Tandis
que des marches ont eu lieu depuis cet été en milieu rural sur l’accès à
l’eau et à la santé, la ville d’Agadir est secouée par un mouvement de
protestation après la mort de plusieurs femmes en maternité. Le signe
d’un pays tiraillé par d’importantes fractures territoriales.
Un
climat de fronde pèse sur les services publics marocains. Depuis cet
été, le centre du Royaume a vu plusieurs marches spontanées partir de
petits villages vers les chefs-lieux de leur province, afin de réclamer
l’accès aux services essentiels tels que l’eau, la santé, ou encore
l’éducation. Et voilà que la contestation gagne Agadir, plus au sud, sur
fond de tragiques prises en charge hospitalières. La ville ne décolère
plus, depuis la mort de six jeunes femmes lors d’une césarienne.
Dimanche 28 septembre, une nouvelle manifestation est prévue devant
l’hôpital régional Hassan II, sous la houlette de la « Coordination des habitants du grand Agadir pour le droit à la santé ».
Sous-investissement chronique
Alors que le mouvement projette de s’étendre en un « mouvement national unifié », les médias se sont emparés du sujet. Pour Ali Lofti, expert en santé publique interrogé par MarocHebdo, de drame d’Agadir est, à ses yeux, le « symptôme d’une défaillance systémique », et doit « servir d’électrochoc ».

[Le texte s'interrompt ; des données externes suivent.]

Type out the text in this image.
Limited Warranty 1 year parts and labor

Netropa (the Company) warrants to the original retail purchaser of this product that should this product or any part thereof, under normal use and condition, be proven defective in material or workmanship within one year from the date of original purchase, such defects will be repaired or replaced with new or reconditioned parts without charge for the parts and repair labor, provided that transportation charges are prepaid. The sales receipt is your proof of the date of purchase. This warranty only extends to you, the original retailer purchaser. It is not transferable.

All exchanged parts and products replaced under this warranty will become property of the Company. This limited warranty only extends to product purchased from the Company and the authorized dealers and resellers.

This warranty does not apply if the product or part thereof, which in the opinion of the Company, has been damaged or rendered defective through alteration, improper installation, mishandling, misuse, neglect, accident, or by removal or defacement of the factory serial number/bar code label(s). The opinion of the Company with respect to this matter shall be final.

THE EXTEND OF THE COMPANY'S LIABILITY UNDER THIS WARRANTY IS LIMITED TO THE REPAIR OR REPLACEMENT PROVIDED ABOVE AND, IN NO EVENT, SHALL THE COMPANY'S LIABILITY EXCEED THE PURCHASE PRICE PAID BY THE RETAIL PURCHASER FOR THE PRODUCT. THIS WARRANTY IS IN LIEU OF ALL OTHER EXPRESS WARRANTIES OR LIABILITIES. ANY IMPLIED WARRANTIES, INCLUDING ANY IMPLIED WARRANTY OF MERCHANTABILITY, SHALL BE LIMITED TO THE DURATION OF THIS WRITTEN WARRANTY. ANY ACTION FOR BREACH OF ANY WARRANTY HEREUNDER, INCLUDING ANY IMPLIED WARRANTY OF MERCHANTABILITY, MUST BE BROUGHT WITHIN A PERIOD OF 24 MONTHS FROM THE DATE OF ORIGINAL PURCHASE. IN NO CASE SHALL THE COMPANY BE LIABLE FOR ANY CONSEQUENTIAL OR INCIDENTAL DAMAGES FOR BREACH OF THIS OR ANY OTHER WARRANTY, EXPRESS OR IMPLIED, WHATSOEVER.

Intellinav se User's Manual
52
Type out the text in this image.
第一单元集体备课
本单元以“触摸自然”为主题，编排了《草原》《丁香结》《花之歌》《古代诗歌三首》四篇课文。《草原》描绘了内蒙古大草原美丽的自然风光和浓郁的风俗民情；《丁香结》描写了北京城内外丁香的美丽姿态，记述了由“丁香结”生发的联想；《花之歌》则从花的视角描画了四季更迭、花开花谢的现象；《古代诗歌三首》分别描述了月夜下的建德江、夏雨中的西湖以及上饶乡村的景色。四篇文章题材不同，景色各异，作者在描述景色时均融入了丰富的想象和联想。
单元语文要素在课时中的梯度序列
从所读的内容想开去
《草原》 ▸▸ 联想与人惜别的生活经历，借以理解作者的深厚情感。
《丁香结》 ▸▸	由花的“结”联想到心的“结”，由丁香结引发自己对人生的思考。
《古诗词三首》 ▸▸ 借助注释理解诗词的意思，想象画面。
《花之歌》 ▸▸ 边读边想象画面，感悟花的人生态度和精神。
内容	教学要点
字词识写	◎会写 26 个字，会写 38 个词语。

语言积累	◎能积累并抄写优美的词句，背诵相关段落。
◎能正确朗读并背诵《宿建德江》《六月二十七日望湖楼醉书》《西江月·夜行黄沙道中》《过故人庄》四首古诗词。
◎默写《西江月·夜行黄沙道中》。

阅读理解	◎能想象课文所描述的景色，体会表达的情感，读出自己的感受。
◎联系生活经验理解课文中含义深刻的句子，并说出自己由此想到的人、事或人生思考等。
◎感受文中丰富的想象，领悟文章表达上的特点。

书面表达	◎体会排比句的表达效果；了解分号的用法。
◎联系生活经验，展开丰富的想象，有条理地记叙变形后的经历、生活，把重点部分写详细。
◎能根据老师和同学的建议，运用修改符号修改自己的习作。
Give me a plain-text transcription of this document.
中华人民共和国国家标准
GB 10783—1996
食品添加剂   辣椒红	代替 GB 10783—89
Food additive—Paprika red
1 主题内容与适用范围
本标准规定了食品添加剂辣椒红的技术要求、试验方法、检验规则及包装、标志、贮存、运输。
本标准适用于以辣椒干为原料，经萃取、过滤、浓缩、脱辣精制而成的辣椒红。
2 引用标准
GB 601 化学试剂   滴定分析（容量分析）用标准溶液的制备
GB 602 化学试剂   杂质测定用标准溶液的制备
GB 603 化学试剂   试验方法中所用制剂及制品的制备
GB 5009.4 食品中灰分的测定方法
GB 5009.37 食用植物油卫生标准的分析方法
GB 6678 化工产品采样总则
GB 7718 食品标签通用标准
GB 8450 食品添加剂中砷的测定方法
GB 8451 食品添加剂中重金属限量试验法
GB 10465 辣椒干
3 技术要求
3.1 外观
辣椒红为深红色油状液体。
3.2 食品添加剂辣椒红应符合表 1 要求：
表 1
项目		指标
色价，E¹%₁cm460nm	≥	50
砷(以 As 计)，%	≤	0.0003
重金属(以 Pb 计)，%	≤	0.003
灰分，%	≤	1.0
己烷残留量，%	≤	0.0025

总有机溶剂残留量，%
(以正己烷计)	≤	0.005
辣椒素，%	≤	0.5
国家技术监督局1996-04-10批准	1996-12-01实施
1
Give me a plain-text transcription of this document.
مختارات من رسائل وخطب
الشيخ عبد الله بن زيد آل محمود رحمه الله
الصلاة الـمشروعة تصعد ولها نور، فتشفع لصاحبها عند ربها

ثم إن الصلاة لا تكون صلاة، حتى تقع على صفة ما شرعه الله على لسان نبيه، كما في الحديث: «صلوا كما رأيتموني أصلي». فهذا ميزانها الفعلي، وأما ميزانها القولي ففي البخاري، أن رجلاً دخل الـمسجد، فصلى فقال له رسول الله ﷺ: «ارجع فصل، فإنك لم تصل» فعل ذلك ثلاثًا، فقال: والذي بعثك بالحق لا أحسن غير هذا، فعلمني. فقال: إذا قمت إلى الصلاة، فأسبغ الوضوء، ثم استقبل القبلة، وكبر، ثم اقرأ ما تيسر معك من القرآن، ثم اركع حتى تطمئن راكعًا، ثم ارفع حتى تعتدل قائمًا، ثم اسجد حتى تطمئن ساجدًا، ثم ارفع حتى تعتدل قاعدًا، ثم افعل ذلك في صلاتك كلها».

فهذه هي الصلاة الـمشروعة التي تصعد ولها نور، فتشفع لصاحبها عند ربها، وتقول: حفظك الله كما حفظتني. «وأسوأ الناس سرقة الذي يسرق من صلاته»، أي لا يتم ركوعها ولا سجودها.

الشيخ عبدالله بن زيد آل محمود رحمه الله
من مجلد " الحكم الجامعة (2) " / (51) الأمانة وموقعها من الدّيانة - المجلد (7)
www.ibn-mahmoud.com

Il invite les décideurs publics à porter la dépense de santé du pays à
8,2 % du budget – la moyenne internationale –, alors que le royaume
reste en deçà, à 6 %. Un sous-investissement qui peut apparaître comme
choquant aux yeux d’une partie de la population, comparé aux sommes
colossales englouties dans les chantiers d’infrastructures sportives en
vue de la Coupe d’Afrique des nations de décembre prochain, et de la
Coupe du monde de football en 2030.
Dans
la justification de son « Plan santé 2025 », le Maroc admet bien un
retard à rattraper, malgré quelques progrès, par exemple dans la prise
en charge du diabète. Le nombre de consultations curatives par an et par
personne, de 0,6 en moyenne dans le pays, est très loin derrière le
chiffre enregistré en Tunisie (2,7), sans parler de celui de la France
(6,4).
L’encadrement
médical chute encore davantage dans le milieu rural, qui concentre 72 %
de la pauvreté. L’OMS estime que les effectifs de soignants (1,5
soignant pour 1000 habitants) devraient être portés à 4,45 pour arriver à
un niveau de couverture convenable. Dans son Plan santé, le ministre de
la santé Anass Doukkali identifie bien les tensions que cela peut
causer : « La
qualité des services est une problématique majeure qui non seulement
entrave l’accès aux soins mais complique en plus la relation avec la
population, dont les attentes sont vives, pressantes et en constante
hausse ».
Stress hydrique
En
juillet dernier dans le Haut Atlas, la marche rurale de protestation
vers le chef-lieu d’Ait Bouguemez concernait autant la santé que l’accès
à l’eau, très problématique dans la région. Là aussi, les indicateurs
du pays sont dans le rouge. « Près
de 70 % des ressources mobilisables se concentrent dans à peine 15 % du
territoire, principalement dans les bassins du Nord, qui bénéficie d’un
climat plus favorable », souligne un rapport « Eau et climat » de l’Institut marocain d’intelligence stratégique publié en juin dernier.
Malgré
une amélioration de la pluviométrie et du taux de remplissage des
barrages, porté à 40 % en moyenne cette année, certaines retenues n’ont
presque plus de réserve, comme à Al Massira, où le deuxième plus grand
ouvrage national ne dépasse pas les 5 %. Selon les données officielles
de l’ONU qui mesure les Objectifs de développement durable (ODD), seuls
47 % des habitants en milieu rural ont accès chez eux à une eau du
robinet potable, contre 90 % en ville. La scolarisation est, elle aussi,
un sujet de grogne. Si le taux est élevé en primaire dans les
campagnes, il connaît un décrochage au niveau du collège.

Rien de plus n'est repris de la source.